Então, deu-me para exorbitar da chinela, dar voz ao meu momento criativo, e pensar que poderíamos dizer: "na Justiça, o que sabemos… não podemos saber".
Eis uma frase com futuro: talvez vá parar aos compêndios…»
A Justiça e a falta de tempo
Jornal de Notícias. 08-08-2010. Por Zita Seabra
«A Justiça portuguesa chegou a um ponto de tal gravidade que coloca em questão o normal funcionamento das instituições. O normal funcionamento das instituições não pode excluir o normal funcionamento da Justiça e limitar-se ao Governo e ao Parlamento. O Estado de Direito só funciona se a Justiça funcionar, se os cidadãos confiarem na Justiça e se a Justiça for célere e independente.

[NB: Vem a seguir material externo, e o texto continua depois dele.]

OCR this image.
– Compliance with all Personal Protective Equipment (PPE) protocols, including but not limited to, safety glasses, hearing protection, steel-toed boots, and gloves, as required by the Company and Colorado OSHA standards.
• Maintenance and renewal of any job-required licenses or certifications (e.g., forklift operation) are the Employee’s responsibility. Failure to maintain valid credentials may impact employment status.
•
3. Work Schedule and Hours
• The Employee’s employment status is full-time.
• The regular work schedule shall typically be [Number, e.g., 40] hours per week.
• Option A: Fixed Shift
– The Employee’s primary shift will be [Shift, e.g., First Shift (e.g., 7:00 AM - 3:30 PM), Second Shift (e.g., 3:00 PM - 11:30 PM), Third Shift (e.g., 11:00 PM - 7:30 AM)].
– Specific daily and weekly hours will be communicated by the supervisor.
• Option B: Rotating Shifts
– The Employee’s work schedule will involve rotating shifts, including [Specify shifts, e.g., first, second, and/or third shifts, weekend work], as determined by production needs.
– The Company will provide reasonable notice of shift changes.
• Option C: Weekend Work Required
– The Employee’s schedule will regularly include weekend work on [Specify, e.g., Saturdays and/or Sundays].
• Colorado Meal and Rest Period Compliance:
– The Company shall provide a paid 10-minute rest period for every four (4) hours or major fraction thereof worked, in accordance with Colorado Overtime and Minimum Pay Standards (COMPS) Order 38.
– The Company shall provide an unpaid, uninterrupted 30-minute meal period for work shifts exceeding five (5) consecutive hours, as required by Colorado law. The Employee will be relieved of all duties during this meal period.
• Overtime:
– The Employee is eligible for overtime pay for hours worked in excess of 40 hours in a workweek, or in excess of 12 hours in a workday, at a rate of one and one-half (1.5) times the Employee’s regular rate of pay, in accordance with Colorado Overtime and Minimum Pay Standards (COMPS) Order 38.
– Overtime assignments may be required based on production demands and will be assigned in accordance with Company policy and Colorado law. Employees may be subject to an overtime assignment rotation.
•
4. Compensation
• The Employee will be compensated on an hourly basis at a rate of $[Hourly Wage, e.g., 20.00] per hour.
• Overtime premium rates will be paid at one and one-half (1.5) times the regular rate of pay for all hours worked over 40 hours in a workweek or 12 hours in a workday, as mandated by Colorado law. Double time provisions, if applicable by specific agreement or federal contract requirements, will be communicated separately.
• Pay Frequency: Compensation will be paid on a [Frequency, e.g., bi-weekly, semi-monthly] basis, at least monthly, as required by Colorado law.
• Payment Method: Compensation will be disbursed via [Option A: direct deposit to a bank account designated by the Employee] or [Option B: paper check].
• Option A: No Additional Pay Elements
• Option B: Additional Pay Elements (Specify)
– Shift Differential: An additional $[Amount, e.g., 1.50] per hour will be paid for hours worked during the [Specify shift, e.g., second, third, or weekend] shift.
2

Tudo isto é tão evidente e óbvio que parece uma banalidade escrevê-lo. Mas o que estamos a assistir neste momento, em que o descrédito da Justiça entra pelos olhos dentro, é perigoso e de consequências graves previsíveis. (…)
Confesso, e já aqui o escrevi, que a divulgação de escutas de conversas privadas ao telefone são na minha opinião intoleráveis num Estado democrático. As pessoas, todas, incluindo o primeiro-ministro, têm o direito constitucional ao seu bom nome. Sendo agora o governo do PS ou no futuro do PSD, é necessário assegurar que os fins não justificam (nunca) os meios em política.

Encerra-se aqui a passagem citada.